Investors & landlords

You don't qualify because your eligibility to use the 2 year/5 year rule expired in 2016.  If we assume you moved out on June 1, 2013 and turned the home into a rental, then your eligibility to qualify for an exclusion ended on May 31, 2016.  Since you kept the home as a rental past that date, the exclusion rule no longer applies.

The point of the 24 month rule is that you must have owned the home and lived in it for at least 24 months to ever use the exclusion.  If you move out after owning less than 24 months due to a hardship, you might qualify for a partial exclusion.  For example, you buy a home on June 1, 2016, and move out June 1, 2017 for a hardship--less than 24 months.  If you sell (instead of converting to a rental) you can take a partial exclusion.

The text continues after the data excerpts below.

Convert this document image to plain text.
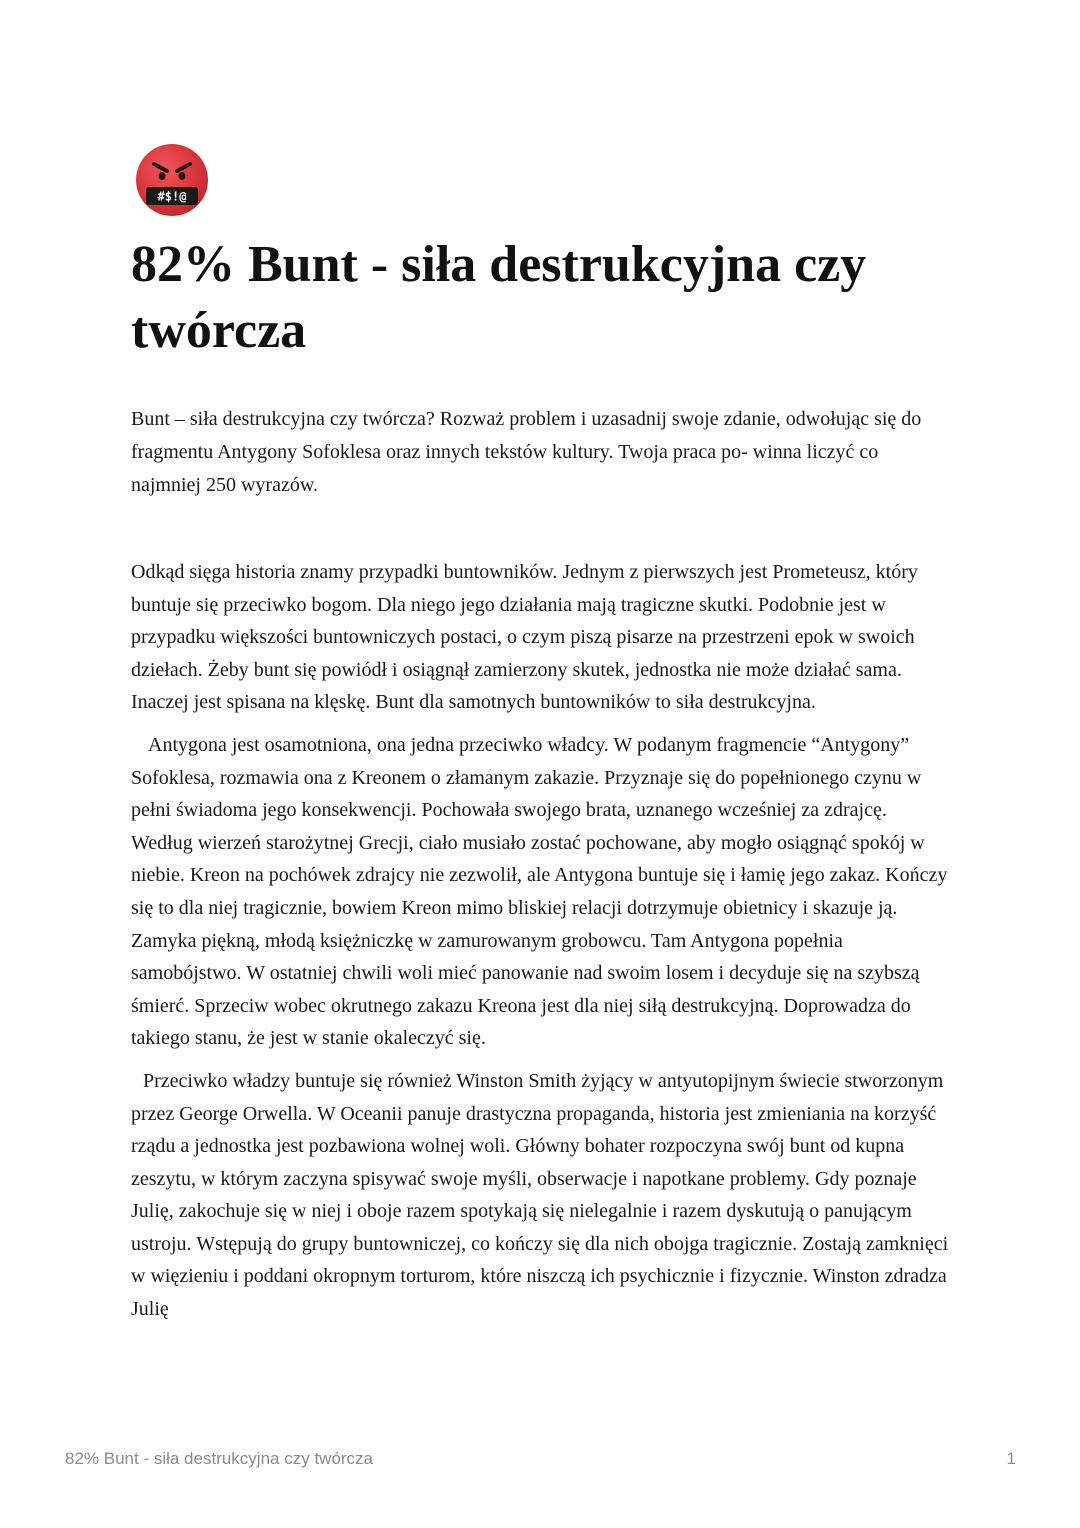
#$!@
82% Bunt - siła destrukcyjna czy twórcza

Bunt – siła destrukcyjna czy twórcza? Rozważ problem i uzasadnij swoje zdanie, odwołując się do fragmentu Antygony Sofoklesa oraz innych tekstów kultury. Twoja praca po- winna liczyć co najmniej 250 wyrazów.

Odkąd sięga historia znamy przypadki buntowników. Jednym z pierwszych jest Prometeusz, który buntuje się przeciwko bogom. Dla niego jego działania mają tragiczne skutki. Podobnie jest w przypadku większości buntowniczych postaci, o czym piszą pisarze na przestrzeni epok w swoich dziełach. Żeby bunt się powiódł i osiągnął zamierzony skutek, jednostka nie może działać sama. Inaczej jest spisana na klęskę. Bunt dla samotnych buntowników to siła destrukcyjna.

Antygona jest osamotniona, ona jedna przeciwko władcy. W podanym fragmencie “Antygony” Sofoklesa, rozmawia ona z Kreonem o złamanym zakazie. Przyznaje się do popełnionego czynu w pełni świadoma jego konsekwencji. Pochowała swojego brata, uznanego wcześniej za zdrajcę. Według wierzeń starożytnej Grecji, ciało musiało zostać pochowane, aby mogło osiągnąć spokój w niebie. Kreon na pochówek zdrajcy nie zezwolił, ale Antygona buntuje się i łamię jego zakaz. Kończy się to dla niej tragicznie, bowiem Kreon mimo bliskiej relacji dotrzymuje obietnicy i skazuje ją. Zamyka piękną, młodą księżniczkę w zamurowanym grobowcu. Tam Antygona popełnia samobójstwo. W ostatniej chwili woli mieć panowanie nad swoim losem i decyduje się na szybszą śmierć. Sprzeciw wobec okrutnego zakazu Kreona jest dla niej siłą destrukcyjną. Doprowadza do takiego stanu, że jest w stanie okaleczyć się.

Przeciwko władzy buntuje się również Winston Smith żyjący w antyutopijnym świecie stworzonym przez George Orwella. W Oceanii panuje drastyczna propaganda, historia jest zmieniania na korzyść rządu a jednostka jest pozbawiona wolnej woli. Główny bohater rozpoczyna swój bunt od kupna zeszytu, w którym zaczyna spisywać swoje myśli, obserwacje i napotkane problemy. Gdy poznaje Julię, zakochuje się w niej i oboje razem spotykają się nielegalnie i razem dyskutują o panującym ustroju. Wstępują do grupy buntowniczej, co kończy się dla nich obojga tragicznie. Zostają zamknięci w więzieniu i poddani okropnym torturom, które niszczą ich psychicznie i fizycznie. Winston zdradza Julię

82% Bunt - siła destrukcyjna czy twórcza	1
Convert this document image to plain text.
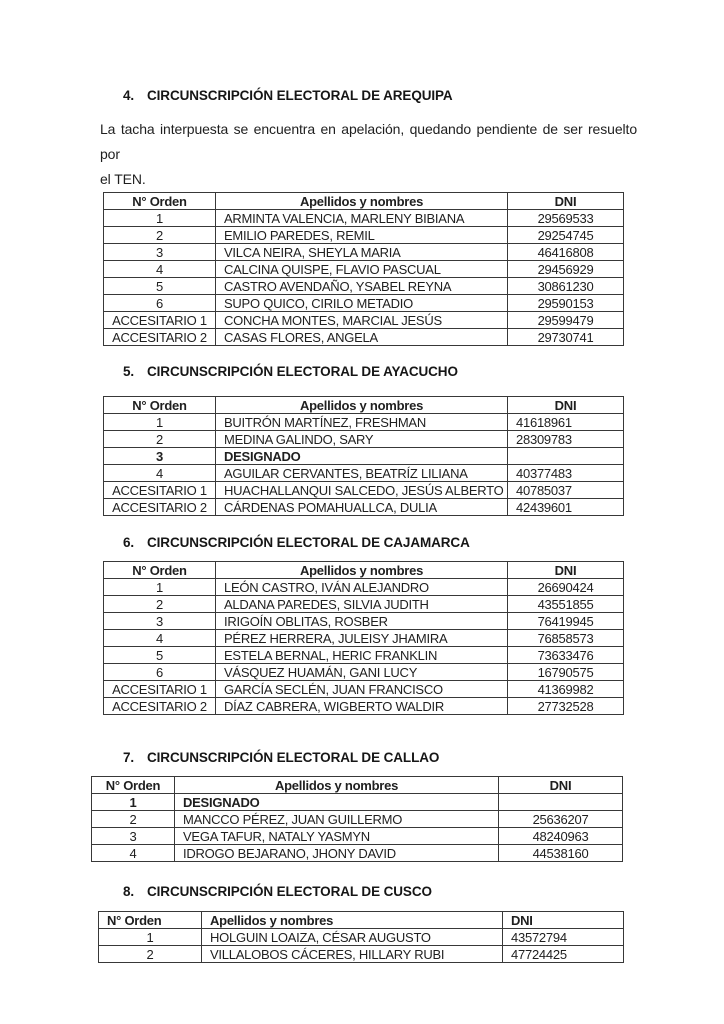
4. CIRCUNSCRIPCIÓN ELECTORAL DE AREQUIPA

La tacha interpuesta se encuentra en apelación, quedando pendiente de ser resuelto por
el TEN.

N° Orden	Apellidos y nombres	DNI
1	ARMINTA VALENCIA, MARLENY BIBIANA	29569533
2	EMILIO PAREDES, REMIL	29254745
3	VILCA NEIRA, SHEYLA MARIA	46416808
4	CALCINA QUISPE, FLAVIO PASCUAL	29456929
5	CASTRO AVENDAÑO, YSABEL REYNA	30861230
6	SUPO QUICO, CIRILO METADIO	29590153
ACCESITARIO 1	CONCHA MONTES, MARCIAL JESÚS	29599479
ACCESITARIO 2	CASAS FLORES, ANGELA	29730741
5. CIRCUNSCRIPCIÓN ELECTORAL DE AYACUCHO
N° Orden	Apellidos y nombres	DNI
1	BUITRÓN MARTÍNEZ, FRESHMAN	41618961
2	MEDINA GALINDO, SARY	28309783
3	DESIGNADO	
4	AGUILAR CERVANTES, BEATRÍZ LILIANA	40377483
ACCESITARIO 1	HUACHALLANQUI SALCEDO, JESÚS ALBERTO	40785037
ACCESITARIO 2	CÁRDENAS POMAHUALLCA, DULIA	42439601
6. CIRCUNSCRIPCIÓN ELECTORAL DE CAJAMARCA
N° Orden	Apellidos y nombres	DNI
1	LEÓN CASTRO, IVÁN ALEJANDRO	26690424
2	ALDANA PAREDES, SILVIA JUDITH	43551855
3	IRIGOÍN OBLITAS, ROSBER	76419945
4	PÉREZ HERRERA, JULEISY JHAMIRA	76858573
5	ESTELA BERNAL, HERIC FRANKLIN	73633476
6	VÁSQUEZ HUAMÁN, GANI LUCY	16790575
ACCESITARIO 1	GARCÍA SECLÉN, JUAN FRANCISCO	41369982
ACCESITARIO 2	DÍAZ CABRERA, WIGBERTO WALDIR	27732528
7. CIRCUNSCRIPCIÓN ELECTORAL DE CALLAO
N° Orden	Apellidos y nombres	DNI
1	DESIGNADO	
2	MANCCO PÉREZ, JUAN GUILLERMO	25636207
3	VEGA TAFUR, NATALY YASMYN	48240963
4	IDROGO BEJARANO, JHONY DAVID	44538160
8. CIRCUNSCRIPCIÓN ELECTORAL DE CUSCO
N° Orden	Apellidos y nombres	DNI
1	HOLGUIN LOAIZA, CÉSAR AUGUSTO	43572794
2	VILLALOBOS CÁCERES, HILLARY RUBI	47724425
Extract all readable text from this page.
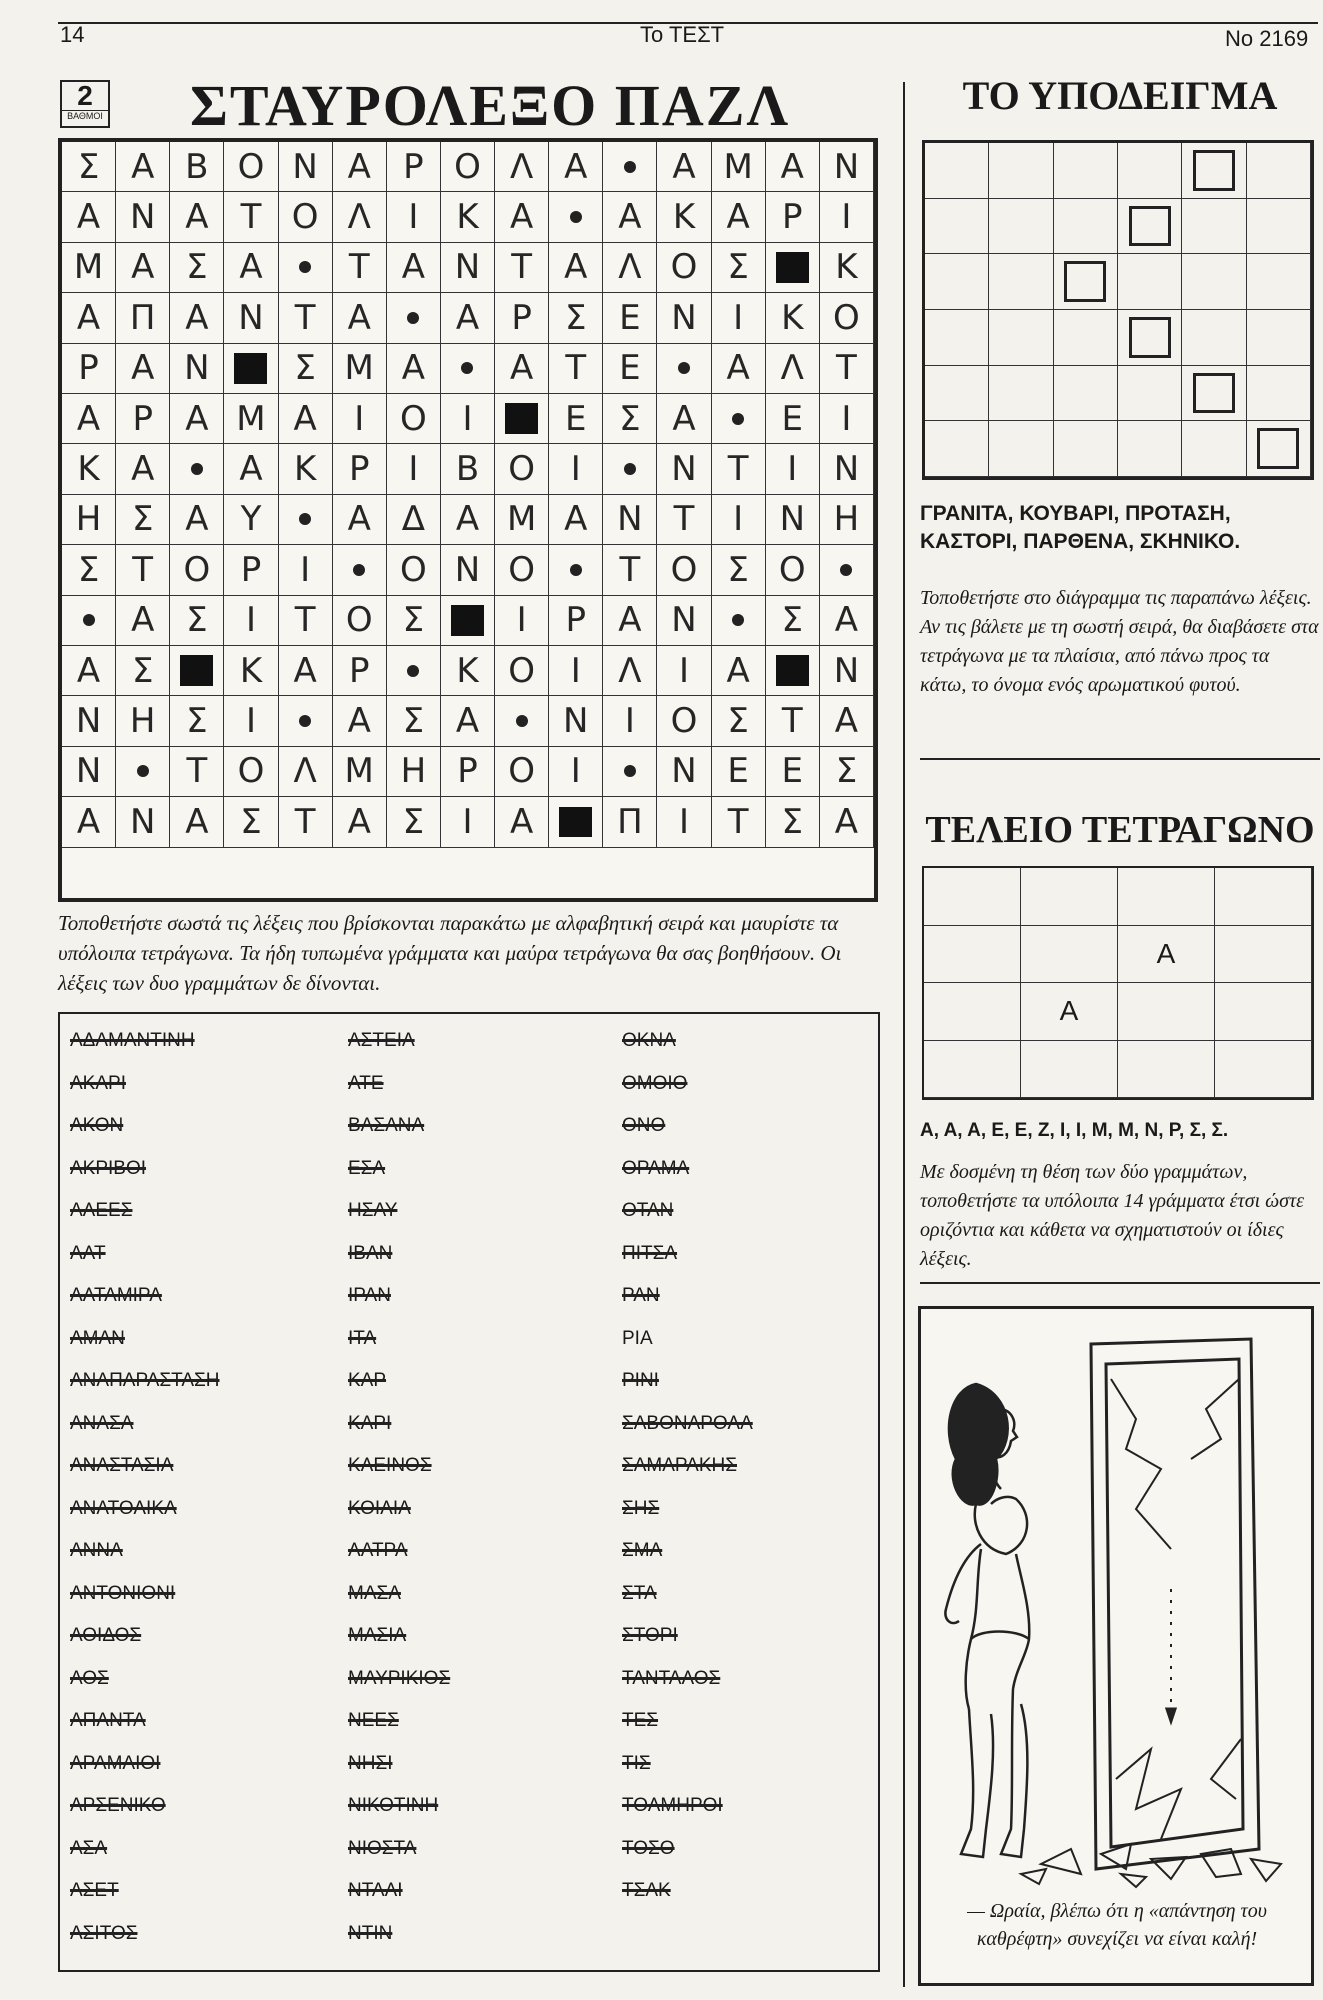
14	Το ΤΕΣΤ	No 2169
2
ΒΑΘΜΟΙ ΣΤΑΥΡΟΛΕΞΟ ΠΑΖΛ
Σ Α Β Ο Ν Α Ρ Ο Λ Α	Α Μ Α Ν
Α Ν Α Τ Ο Λ	Ι	Κ Α	Α Κ Α Ρ	Ι
Μ Α Σ Α	Τ Α Ν Τ Α Λ Ο Σ	Κ
Α Π Α Ν Τ Α	Α Ρ Σ Ε Ν	Ι	Κ Ο
Ρ Α Ν	Σ Μ Α	Α Τ Ε	Α Λ Τ
Α Ρ Α Μ Α	Ι	Ο	Ι	Ε Σ Α	Ε	Ι
Κ Α	Α Κ Ρ	Ι	Β Ο	Ι	Ν Τ	Ι	Ν
Η Σ Α Υ	Α Δ Α Μ Α Ν Τ	Ι	Ν Η
Σ Τ Ο Ρ	Ι	Ο Ν Ο	Τ Ο Σ Ο
Α Σ	Ι	Τ Ο Σ	Ι	Ρ Α Ν	Σ Α
Α Σ	Κ Α Ρ	Κ Ο	Ι	Λ	Ι	Α	Ν
Ν Η Σ	Ι	Α Σ Α	Ν	Ι	Ο Σ Τ Α
Ν	Τ Ο Λ Μ Η Ρ Ο	Ι	Ν Ε Ε Σ
Α Ν Α Σ Τ Α Σ	Ι	Α	Π	Ι	Τ Σ Α
Τοποθετήστε σωστά τις λέξεις που βρίσκονται παρακάτω με αλφαβητική σειρά και μαυρίστε τα υπόλοιπα τετράγωνα. Τα ήδη τυπωμένα γράμματα και μαύρα τετράγωνα θα σας βοηθήσουν. Οι λέξεις των δυο γραμμάτων δε δίνονται.
ΑΔΑΜΑΝΤΙΝΗ
ΑΚΑΡΙ
ΑΚΟΝ
ΑΚΡΙΒΟΙ
ΑΛΕΕΣ
ΑΛΤ
ΑΛΤΑΜΙΡΑ
ΑΜΑΝ
ΑΝΑΠΑΡΑΣΤΑΣΗ
ΑΝΑΣΑ
ΑΝΑΣΤΑΣΙΑ
ΑΝΑΤΟΛΙΚΑ
ΑΝΝΑ
ΑΝΤΟΝΙΟΝΙ
ΑΟΙΔΟΣ
ΑΟΣ
ΑΠΑΝΤΑ
ΑΡΑΜΑΙΟΙ
ΑΡΣΕΝΙΚΟ
ΑΣΑ
ΑΣΕΤ
ΑΣΙΤΟΣ
ΑΣΤΕΙΑ
ΑΤΕ
ΒΑΣΑΝΑ
ΕΣΑ
ΗΣΑΥ
ΙΒΑΝ
ΙΡΑΝ
ΙΤΑ
ΚΑΡ
ΚΑΡΙ
ΚΛΕΙΝΟΣ
ΚΟΙΛΙΑ
ΛΑΤΡΑ
ΜΑΣΑ
ΜΑΣΙΑ
ΜΑΥΡΙΚΙΟΣ
ΝΕΕΣ
ΝΗΣΙ
ΝΙΚΟΤΙΝΗ
ΝΙΟΣΤΑ
ΝΤΑΛΙ
ΝΤΙΝ
ΟΚΝΑ
ΟΜΟΙΟ
ΟΝΟ
ΟΡΑΜΑ
ΟΤΑΝ
ΠΙΤΣΑ
ΡΑΝ
ΡΙΑ
ΡΙΝΙ
ΣΑΒΟΝΑΡΟΛΑ
ΣΑΜΑΡΑΚΗΣ
ΣΗΣ
ΣΜΑ
ΣΤΑ
ΣΤΟΡΙ
ΤΑΝΤΑΛΟΣ
ΤΕΣ
ΤΙΣ
ΤΟΛΜΗΡΟΙ
ΤΟΣΟ
ΤΣΑΚ
ΤΟ ΥΠΟΔΕΙΓΜΑ
ΓΡΑΝΙΤΑ, ΚΟΥΒΑΡΙ, ΠΡΟΤΑΣΗ, ΚΑΣΤΟΡΙ, ΠΑΡΘΕΝΑ, ΣΚΗΝΙΚΟ.
Τοποθετήστε στο διάγραμμα τις παραπάνω λέξεις. Αν τις βάλετε με τη σωστή σειρά, θα διαβάσετε στα τετράγωνα με τα πλαίσια, από πάνω προς τα κάτω, το όνομα ενός αρωματικού φυτού.
ΤΕΛΕΙΟ ΤΕΤΡΑΓΩΝΟ
Α
Α
Α, Α, Α, Ε, Ε, Ζ, Ι, Ι, Μ, Μ, Ν, Ρ, Σ, Σ.
Με δοσμένη τη θέση των δύο γραμμάτων, τοποθετήστε τα υπόλοιπα 14 γράμματα έτσι ώστε οριζόντια και κάθετα να σχηματιστούν οι ίδιες λέξεις.
— Ωραία, βλέπω ότι η «απάντηση του καθρέφτη» συνεχίζει να είναι καλή!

Assuming you owned the home from at least 2011, then you already meet the 24 month rule and the hardship exception is irrelevant.  What you are seeking relief from the is other part of the 2 year/5 year rule, that you must have lived in the home at least 2 of the 5 years ending at the date of the sale.  The only exception to that part of the rule is if you are displaced from your home for military duty or foreign service.  You could have sold any time between 2013 and 2016 and excluded your gain.  By keeping the home as a rental longer than 3 years after moving out, you no longer qualify for the exclusion.  Perhaps it would have been wiser to sell the home before your eligibility ran out, but you probably could not have predicted the layoff.

I don't know anything about "holding out for sale" versus actually selling the home...but I think you would have a tough case and would lose.